Quantum Fanout and GHZ states using spin-exchange interactions

TL;DR

This paper demonstrates how spin-exchange interactions can implement fanout and GHZ states for logical qubits, generalizing previous equal-coupling results to arbitrary coupling strengths with exact conditions.

Contribution

It provides exact conditions on pairwise couplings for implementing fanout and GHZ states using spin-exchange interactions with unequal couplings.

Findings

Fanout operation implemented in constant depth using spin-exchange interactions.

Conditions on coupling strengths for exact implementation of quantum gates.
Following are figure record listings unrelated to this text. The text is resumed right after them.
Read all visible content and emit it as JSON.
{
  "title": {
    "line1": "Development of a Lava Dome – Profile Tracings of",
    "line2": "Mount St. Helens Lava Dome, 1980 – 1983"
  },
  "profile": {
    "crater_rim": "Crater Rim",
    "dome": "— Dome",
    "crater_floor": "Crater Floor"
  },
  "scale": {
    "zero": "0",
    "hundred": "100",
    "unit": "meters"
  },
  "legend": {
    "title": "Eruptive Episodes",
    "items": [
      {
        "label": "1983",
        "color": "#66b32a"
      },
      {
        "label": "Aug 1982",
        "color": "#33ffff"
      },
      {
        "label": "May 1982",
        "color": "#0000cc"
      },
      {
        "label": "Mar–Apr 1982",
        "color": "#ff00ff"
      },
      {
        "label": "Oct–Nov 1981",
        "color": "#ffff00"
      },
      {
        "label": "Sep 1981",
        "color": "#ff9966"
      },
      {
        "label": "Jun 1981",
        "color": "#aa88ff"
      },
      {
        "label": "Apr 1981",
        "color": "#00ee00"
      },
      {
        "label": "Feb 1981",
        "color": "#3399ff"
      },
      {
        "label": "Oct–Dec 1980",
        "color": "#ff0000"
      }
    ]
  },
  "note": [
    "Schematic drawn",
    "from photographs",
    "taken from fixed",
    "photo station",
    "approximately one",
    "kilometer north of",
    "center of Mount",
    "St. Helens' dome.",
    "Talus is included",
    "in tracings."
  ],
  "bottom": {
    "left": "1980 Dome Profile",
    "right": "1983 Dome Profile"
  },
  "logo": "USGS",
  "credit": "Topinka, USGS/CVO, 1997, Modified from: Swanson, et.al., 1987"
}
Creation of GHZ states using the same physical interactions.

Abstract

We show how the fanout operation on $n$ logical qubits can be implemented via spin-exchange (Heisenberg) interactions between $2n$ physical qubits, together with a physical target qubit and $1$- and $2$-qubit gates in constant depth. We also show that the same interactions can be used to implement Mod_q gates for any $q>1$. These results allow for unequal coupling strengths between physical qubits. This work generalizes an earlier result by Fenner & Zhang [arXiv: quant-ph/0407125], wherein the authors showed similar results assuming all pairwise couplings are equal. The current results give exact conditions on the pairwise couplings that allow for this implementation. Precisely, each logical qubit is encoded into two physical qubits. Couplings between physical qubits encoding the same logical qubit are termed as internal couplings and couplings between the ones encoding different logical qubits are termed as external couplings. We show that for a suitable time $T$ of evolution, the following conditions should hold: a) every external coupling should be an odd integer multiple of $\pi/2T$; b) every internal coupling should be an integer multiple of $\pi/T$; and c) the external magnetic strength in $z$-direction should be an integer multiple of $\pi/T$. Since generalized GHZ (''cat'') states can be created in constant depth using fanout, the same interactions can be used to create these states.